I must preface this, I understand why tourists from around the world flock to DC. They come to see the world’s most powerful capital, take in the grandeur of the monuments, the majesty of the architecture, and, in my personal opinion, to make those of us who live here miserable. Tourists must feel like they are wearing an invisibility cloak, immune from the glaring stares of locals. Not me, I love to stare, gawk and shoot daggers with my eyes to all those who are obvious vacationers. So if you decide to venture to DC as a tourist, please take these tips to heart to avoid being the topic of conversation at water coolers inside the Beltway.
In the city:
Before you come, for goodness sake, brush up on your US history and civics – you are in the Nation’s capital. If I had a dime every time I was asked basic questions seen on the 4th grade TAKS test, I would not be working. Here is a cliff notes version of what you should know, but (from my experience) probably don’t:
- Members of the House of Representatives are elected every 2 years and Senators are elected every 6 years
- The Declaration of Independence declares our independence from England in 1776 (yes, a common question)
- Remember School House Rock, and the process of a bill becoming a law, they weren’t lying, that is actually how it happens
No, I don’t know directions to the little restaurant on the corner by a Metro with really good pizza. If it is so good, write down the name.
Use your map (that you normally have glued to your hand) to find the Smithsonian.
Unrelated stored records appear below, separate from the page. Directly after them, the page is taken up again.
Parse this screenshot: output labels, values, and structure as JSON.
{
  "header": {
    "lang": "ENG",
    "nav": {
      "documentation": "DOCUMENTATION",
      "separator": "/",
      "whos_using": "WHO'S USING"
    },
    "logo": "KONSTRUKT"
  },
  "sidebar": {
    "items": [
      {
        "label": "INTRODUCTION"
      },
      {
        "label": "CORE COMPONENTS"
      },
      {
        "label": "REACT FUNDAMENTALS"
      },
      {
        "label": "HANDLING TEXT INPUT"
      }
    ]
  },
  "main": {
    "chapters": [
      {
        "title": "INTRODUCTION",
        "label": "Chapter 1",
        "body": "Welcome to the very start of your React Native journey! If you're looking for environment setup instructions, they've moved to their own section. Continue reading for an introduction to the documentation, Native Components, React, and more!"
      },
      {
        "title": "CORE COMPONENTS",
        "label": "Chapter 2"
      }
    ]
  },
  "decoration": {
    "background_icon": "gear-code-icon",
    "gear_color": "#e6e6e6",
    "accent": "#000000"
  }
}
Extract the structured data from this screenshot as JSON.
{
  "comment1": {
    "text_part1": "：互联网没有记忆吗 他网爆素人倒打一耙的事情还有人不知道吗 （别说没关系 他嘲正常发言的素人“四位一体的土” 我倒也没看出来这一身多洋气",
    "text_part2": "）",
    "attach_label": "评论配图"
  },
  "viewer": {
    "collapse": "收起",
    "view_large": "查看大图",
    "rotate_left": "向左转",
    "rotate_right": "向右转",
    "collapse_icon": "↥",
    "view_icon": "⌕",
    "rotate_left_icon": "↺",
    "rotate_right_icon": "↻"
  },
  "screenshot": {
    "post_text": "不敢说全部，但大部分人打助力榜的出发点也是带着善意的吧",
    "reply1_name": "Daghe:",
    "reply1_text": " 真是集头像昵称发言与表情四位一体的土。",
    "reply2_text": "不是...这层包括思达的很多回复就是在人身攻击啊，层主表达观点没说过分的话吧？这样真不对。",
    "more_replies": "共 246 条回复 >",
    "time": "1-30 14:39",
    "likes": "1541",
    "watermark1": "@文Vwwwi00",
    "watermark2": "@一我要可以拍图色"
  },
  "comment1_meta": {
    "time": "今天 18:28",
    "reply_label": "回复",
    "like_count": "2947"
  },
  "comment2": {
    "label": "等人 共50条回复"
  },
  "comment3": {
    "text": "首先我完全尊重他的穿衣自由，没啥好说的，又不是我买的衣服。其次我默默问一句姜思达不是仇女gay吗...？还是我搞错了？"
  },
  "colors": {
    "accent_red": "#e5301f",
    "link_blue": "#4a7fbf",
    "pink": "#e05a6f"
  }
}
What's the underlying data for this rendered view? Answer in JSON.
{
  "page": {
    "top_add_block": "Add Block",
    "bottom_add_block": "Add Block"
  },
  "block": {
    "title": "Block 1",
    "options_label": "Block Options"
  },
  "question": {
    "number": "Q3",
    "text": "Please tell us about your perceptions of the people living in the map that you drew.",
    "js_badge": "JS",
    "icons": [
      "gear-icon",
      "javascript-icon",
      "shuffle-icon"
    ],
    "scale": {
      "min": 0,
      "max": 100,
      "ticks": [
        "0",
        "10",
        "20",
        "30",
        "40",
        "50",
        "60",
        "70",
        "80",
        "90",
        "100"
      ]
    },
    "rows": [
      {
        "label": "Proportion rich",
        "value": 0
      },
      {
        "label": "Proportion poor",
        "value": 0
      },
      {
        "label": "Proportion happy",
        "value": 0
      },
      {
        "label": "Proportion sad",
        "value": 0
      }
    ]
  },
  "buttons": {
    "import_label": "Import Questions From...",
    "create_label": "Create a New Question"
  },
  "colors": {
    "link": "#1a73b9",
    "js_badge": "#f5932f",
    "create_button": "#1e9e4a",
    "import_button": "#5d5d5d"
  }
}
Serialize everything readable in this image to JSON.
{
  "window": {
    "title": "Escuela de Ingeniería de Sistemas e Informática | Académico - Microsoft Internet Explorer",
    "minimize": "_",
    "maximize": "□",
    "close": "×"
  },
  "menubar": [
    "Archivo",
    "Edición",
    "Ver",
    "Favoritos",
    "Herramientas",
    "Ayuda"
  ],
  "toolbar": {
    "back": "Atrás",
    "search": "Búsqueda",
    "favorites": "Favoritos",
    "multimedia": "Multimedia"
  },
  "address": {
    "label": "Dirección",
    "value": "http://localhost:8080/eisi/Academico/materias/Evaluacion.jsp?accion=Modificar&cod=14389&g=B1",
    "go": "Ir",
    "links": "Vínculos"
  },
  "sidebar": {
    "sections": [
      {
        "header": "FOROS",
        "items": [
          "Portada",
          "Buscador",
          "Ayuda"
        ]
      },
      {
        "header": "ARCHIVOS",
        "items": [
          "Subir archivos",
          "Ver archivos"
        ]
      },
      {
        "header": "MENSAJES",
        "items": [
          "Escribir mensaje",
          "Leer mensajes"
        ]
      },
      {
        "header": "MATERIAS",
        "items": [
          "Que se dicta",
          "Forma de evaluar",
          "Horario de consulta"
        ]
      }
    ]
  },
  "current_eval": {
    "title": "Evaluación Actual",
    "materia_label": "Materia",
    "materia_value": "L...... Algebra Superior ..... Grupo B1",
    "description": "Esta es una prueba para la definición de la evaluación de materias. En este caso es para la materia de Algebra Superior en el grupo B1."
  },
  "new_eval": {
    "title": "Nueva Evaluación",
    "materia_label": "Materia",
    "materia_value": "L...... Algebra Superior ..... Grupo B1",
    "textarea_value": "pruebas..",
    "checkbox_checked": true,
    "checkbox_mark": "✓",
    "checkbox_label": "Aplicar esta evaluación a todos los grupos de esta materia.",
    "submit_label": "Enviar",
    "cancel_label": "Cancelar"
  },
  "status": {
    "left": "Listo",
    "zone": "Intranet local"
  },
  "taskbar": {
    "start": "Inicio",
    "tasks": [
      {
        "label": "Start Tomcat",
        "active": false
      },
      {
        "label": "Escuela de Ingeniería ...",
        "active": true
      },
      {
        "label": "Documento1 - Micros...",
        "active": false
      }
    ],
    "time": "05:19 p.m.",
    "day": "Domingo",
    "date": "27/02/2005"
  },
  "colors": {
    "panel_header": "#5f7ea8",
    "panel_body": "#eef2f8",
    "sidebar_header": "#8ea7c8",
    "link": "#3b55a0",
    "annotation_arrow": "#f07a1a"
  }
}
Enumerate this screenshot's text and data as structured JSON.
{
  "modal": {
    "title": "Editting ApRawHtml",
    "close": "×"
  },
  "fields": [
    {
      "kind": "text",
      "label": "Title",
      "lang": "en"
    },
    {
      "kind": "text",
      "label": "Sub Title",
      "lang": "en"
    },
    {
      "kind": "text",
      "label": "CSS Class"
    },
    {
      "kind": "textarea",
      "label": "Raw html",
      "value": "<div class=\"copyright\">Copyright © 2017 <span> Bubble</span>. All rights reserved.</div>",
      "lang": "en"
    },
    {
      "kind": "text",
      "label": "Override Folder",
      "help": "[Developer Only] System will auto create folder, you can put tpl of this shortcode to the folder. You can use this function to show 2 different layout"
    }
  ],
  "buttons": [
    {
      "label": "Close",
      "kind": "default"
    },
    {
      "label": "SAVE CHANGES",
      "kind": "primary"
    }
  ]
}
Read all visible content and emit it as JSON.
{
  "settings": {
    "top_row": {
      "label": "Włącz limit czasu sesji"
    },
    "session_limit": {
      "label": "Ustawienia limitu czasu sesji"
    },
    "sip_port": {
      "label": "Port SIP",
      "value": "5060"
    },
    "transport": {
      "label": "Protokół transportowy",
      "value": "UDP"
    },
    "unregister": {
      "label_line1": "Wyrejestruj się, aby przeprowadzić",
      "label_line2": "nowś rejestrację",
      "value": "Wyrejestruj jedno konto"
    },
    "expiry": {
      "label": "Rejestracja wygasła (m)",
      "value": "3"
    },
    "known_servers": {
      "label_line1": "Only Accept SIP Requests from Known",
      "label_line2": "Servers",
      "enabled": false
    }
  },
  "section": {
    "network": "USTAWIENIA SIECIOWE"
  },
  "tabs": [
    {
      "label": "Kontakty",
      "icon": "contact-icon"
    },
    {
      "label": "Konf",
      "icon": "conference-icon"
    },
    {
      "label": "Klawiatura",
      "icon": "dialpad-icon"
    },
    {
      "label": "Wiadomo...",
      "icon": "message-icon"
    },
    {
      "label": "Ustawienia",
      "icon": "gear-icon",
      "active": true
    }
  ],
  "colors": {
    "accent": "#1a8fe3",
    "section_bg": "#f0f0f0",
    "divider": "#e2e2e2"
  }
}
If you ask me where it is one more time I deserve to have an exhibit named after me!
That is great that your second Uncle twice removed worked here in 1991, but no I don’t know him - I was 4.
When visiting a foreign city, try to fit in with the population. Therefore, all those families and school groups out there wearing matching lime green shirts, a word of advice: You are not helping your case.
Walking everywhere is the norm. Traffic is horrible and parking is worse. Don’t try to drive in the heart of the city because locals are horn happy and not afraid to run you off the road.
On the metro:
Those shiny moving staircases - in the big city we call them escalators - are meant to be stood on and ridden, or more preferably walked up or down. I am sorry if you are tired from Le Tour de DC, but sitting on them makes you look lazy and causes me to get angry. You also need to pick up on the not so subtle cues of stand on the right, walk on the left. If you and your brood clog the escalator, I will stand awkwardly close to you until you move, then make a not so quiet comment as I walk by.
Rush hour is the same throughout the country. So don’t look shocked at 6pm to not get a seat for you, little Johnny, the life-size Constitution you bought, your map, backpack and stroller. We all want to sit and you taking up the whole aisle is not helping.
Speaking of little Johnny, don’t lather him up with sunscreen on the metro. Each car already has its distinct smells, but adding coconut to the lingering odors only worsens the situations, and grosses me out!